By Ouk Suntharoth
Photo by Steve Johnson on Unsplash
“A rejection is nothing more than a necessary step in the pursuit of success.” –Bo Bennett
Being rejected hurts. And I’m sure everyone has gone through this experience at a certain stage in their lives. Whether it comes from family, friends, co-workers or even a workplace, being rejected hits us right in the heart – the emotion controller.
We may ask ourselves, am I really not qualified enough? At that moment, our self-confidence starts to be shattered by our own criticisms. However, if we analyze a bit, rejection has its way of redirecting us and ultimately making our lives better.
As someone who has been rejected before, I totally understand the frustration and depression that many people are facing. Getting a “NO” from other people was not a big deal when I was younger. However, when I grew up, getting rejected began to feel hurtful.
One of my most memorable rejection experiences was right after I graduated and received a bachelor degree in international relations. At that time, I felt so happy having completed the four years of study without failing any subjects. Most importantly, I thought that I was ready to face the real world and get a job. However, my expectation was too high and it hurt so badly when I failed to achieve this goal.
It started around September last year when I decided to apply for my first job. I passed the writing test, but got rejected after the interview session. And do you know what it felt like? Well, I felt embarrassed, ashamed, and worthless all at the same time. Unfortunately, it didn’t stop there. I later sent my job application to several places but all I got was rejection.
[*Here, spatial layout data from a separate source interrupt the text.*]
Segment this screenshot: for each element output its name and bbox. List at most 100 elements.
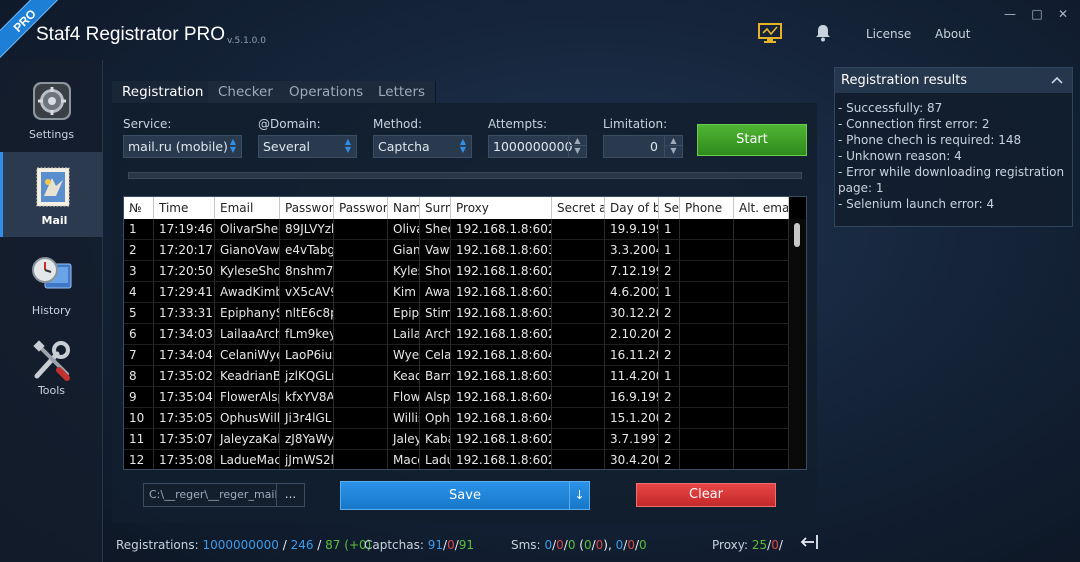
table-row[interactable]: 217:20:17GianoVawtere4vTabghGianoVawter1… (124, 240, 789, 261)
column-header[interactable]: Alt. email (734, 197, 789, 219)
tab-letters[interactable]: Letters (368, 81, 437, 103)
title-bar: PRO Staf4 Registrator PRO v.5.1.0.0 Lice… (0, 0, 1080, 60)
browse-button[interactable]: ... (276, 484, 304, 506)
sidebar-item-label: History (31, 304, 72, 317)
domain-select[interactable]: Several ▲ ▼ (258, 135, 357, 158)
about-link[interactable]: About (935, 27, 970, 41)
registrations-label: Registrations: (116, 538, 199, 552)
save-label: Save (449, 488, 481, 503)
chevron-up-icon[interactable] (1050, 68, 1064, 93)
tab-checker[interactable]: Checker (208, 81, 284, 103)
column-header[interactable]: Email (215, 197, 280, 219)
sidebar: Settings Mail History Tools (0, 60, 103, 562)
clear-button[interactable]: Clear (636, 483, 776, 507)
stepper-up-icon[interactable]: ▲ (665, 136, 682, 146)
license-link[interactable]: License (866, 27, 911, 41)
attempts-input[interactable]: 1000000000 ▲ ▼ (488, 135, 587, 158)
table-cell (334, 408, 388, 429)
table-cell: zJ8YaWyq (280, 429, 334, 450)
stepper-down-icon[interactable]: ▼ (569, 146, 586, 156)
attempts-stepper[interactable]: ▲ ▼ (568, 136, 586, 157)
table-row[interactable]: 317:20:50KyleseShowers8nshm7dkKyleseShow… (124, 261, 789, 282)
result-line: - Phone chech is required: 148 (838, 133, 1022, 147)
table-cell (334, 324, 388, 345)
captchas-label: Captchas: (364, 538, 424, 552)
column-header[interactable]: Secret answer (552, 197, 605, 219)
table-cell (680, 345, 734, 366)
table-cell: 10 (124, 408, 154, 429)
registration-table[interactable]: №TimeEmailPasswordPasswordNameSurnamePro… (123, 196, 807, 470)
sidebar-item-tools[interactable]: Tools (0, 326, 103, 411)
table-cell (680, 219, 734, 240)
table-cell: 4 (124, 282, 154, 303)
tab-operations[interactable]: Operations (279, 81, 375, 103)
table-cell: Alspach (420, 387, 451, 408)
column-header[interactable]: Phone (680, 197, 734, 219)
bell-icon[interactable] (814, 24, 832, 42)
table-cell (734, 219, 789, 240)
save-button[interactable]: Save ↓ (340, 481, 590, 510)
results-header[interactable]: Registration results (835, 68, 1072, 93)
table-cell: Ophus (420, 408, 451, 429)
proxy-label: Proxy: (712, 538, 749, 552)
method-label: Method: (373, 117, 423, 131)
column-header[interactable]: Sex (659, 197, 680, 219)
table-cell: 8 (124, 366, 154, 387)
table-row[interactable]: 617:34:03LailaaArcherfLm9keydLailaaArche… (124, 324, 789, 345)
table-cell (734, 387, 789, 408)
scrollbar-thumb[interactable] (794, 223, 800, 247)
vertical-scrollbar[interactable] (789, 219, 806, 469)
output-path-field[interactable]: C:\__reger\__reger_mail ... (143, 483, 305, 507)
table-row[interactable]: 817:35:02KeadrianBarrjzlKQGLnKeadrianBar… (124, 366, 789, 387)
column-header[interactable]: Surname (420, 197, 451, 219)
table-cell (734, 324, 789, 345)
method-select[interactable]: Captcha ▲ ▼ (373, 135, 472, 158)
limitation-label: Limitation: (603, 117, 668, 131)
table-cell (680, 324, 734, 345)
stepper-up-icon[interactable]: ▲ (569, 136, 586, 146)
table-row[interactable]: 117:19:46OlivarSheets89JLVYzkOlivarSheet… (124, 219, 789, 240)
column-header[interactable]: Password (334, 197, 388, 219)
table-cell: 4.6.2002 (605, 282, 659, 303)
maximize-icon[interactable]: □ (1029, 6, 1045, 22)
column-header[interactable]: Proxy (451, 197, 552, 219)
limitation-input[interactable]: 0 ▲ ▼ (603, 135, 683, 158)
table-row[interactable]: 1117:35:07JaleyzaKabatzJ8YaWyqJaleyzaKab… (124, 429, 789, 450)
close-icon[interactable]: ✕ (1055, 6, 1071, 22)
table-cell: 7.12.1995 (605, 261, 659, 282)
column-header[interactable]: Name (388, 197, 420, 219)
table-cell: LaoP6iuz (280, 345, 334, 366)
column-header[interactable]: Password (280, 197, 334, 219)
service-select[interactable]: mail.ru (mobile) ▲ ▼ (123, 135, 242, 158)
sidebar-item-history[interactable]: History (0, 240, 103, 325)
table-row[interactable]: 517:33:31EpiphanyStimsonnltE6c8pEpiphany… (124, 303, 789, 324)
minimize-icon[interactable]: — (1002, 6, 1018, 22)
captchas-status: Captchas: 91/0/91 (364, 538, 475, 552)
column-header[interactable]: Day of birth (605, 197, 659, 219)
table-cell (552, 303, 605, 324)
table-row[interactable]: 917:35:04FlowerAlspachkfxYV8AuFlowerAlsp… (124, 387, 789, 408)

You may wonder, is it possible to get rejected repeatedly like that? Yes, it is. I am the living example. And I’m sure, I’m not the only one. Even though it was a depressing period, I was able to move on and not give up. Do you want to know how I did it? Here are the answers!
1. View rejection as redirection
Getting rejected by other people doesn’t mean you are a failure. Don’t ever take a rejection personal and don’t put the blame on yourself. Sometimes when someone rejects us, it has nothing to do with faults on our part; it simply means we weren’t a good fit for that job, person or opportunity. Instead of wasting your time regretting not getting what you want, why don’t you change that mindset and start focusing on your other potentials that you haven’t discovered yet?
Honestly, I used to view every rejection as a failure, but today I consider it to be a redirection and a life lesson. At first, being rejected by many employers made me feel like a loser who wasn’t capable of doing anything right! However, when I thought more deeply about it, I realized maybe it was a redirection for me; maybe my time to shine has not arrived yet; maybe I should be patient and go with the flow.
2. Surround yourself with supportive people
Another important thing to remember is to isolate yourself from toxic and judgmental people who can bring nothing but harm into your life, especially during the low moments after being rejected.
I am fortunate enough to have a very supportive family and friends who are always on my side and encourage me not to give up. They always comforted me after every rejection I got, put a smile on my face, and made me feel important. Without such people around me, I wouldn’t know what might have happened to me both mentally and physically.
As this quote on the Internet says, “Be surrounded by people who appreciate your goodness and help you work on your flaws, not by people who ignore your goodness and see only your faults.”
3. Don’t lose faith in yourself and don’t compare yourself with others
Comparing yourself with others is very unhealthy for your mentality. Remember that you and other people are living in different stages of life. Oftentimes when they are able to achieve a certain thing, it doesn’t mean that you will be able to do the same on the first try. It may take some time before you succeed, but it does not mean you are incapable; it simply means your moment has not arrived yet.
So take the time to polish yourself rather than compare yourself with others. Most importantly, do not ever lose faith in yourself because you are the master of your own life. If you don’t trust yourself and you give up, no one can help you get back the confidence you once had.
These three methods have helped me through the depressing period in my life. And as I look back, I am glad to be rejected by many people because without their rejection I would not become the person I am today; most importantly, I would not have gotten my dream job.
I hope you can learn something from my blog post this week. This topic is very personal to me and I rarely have shared it with others before. But now I realize it is better to share my experience in the hope that I can somehow help motivate people who are in the situation I was in. I hope you get my message and be motivated to pursue your dream regardless of any obstacles ahead. Do not give up!
Views expressed here are those of the author’s and do not necessarily represent or reflect the views of UNICEF.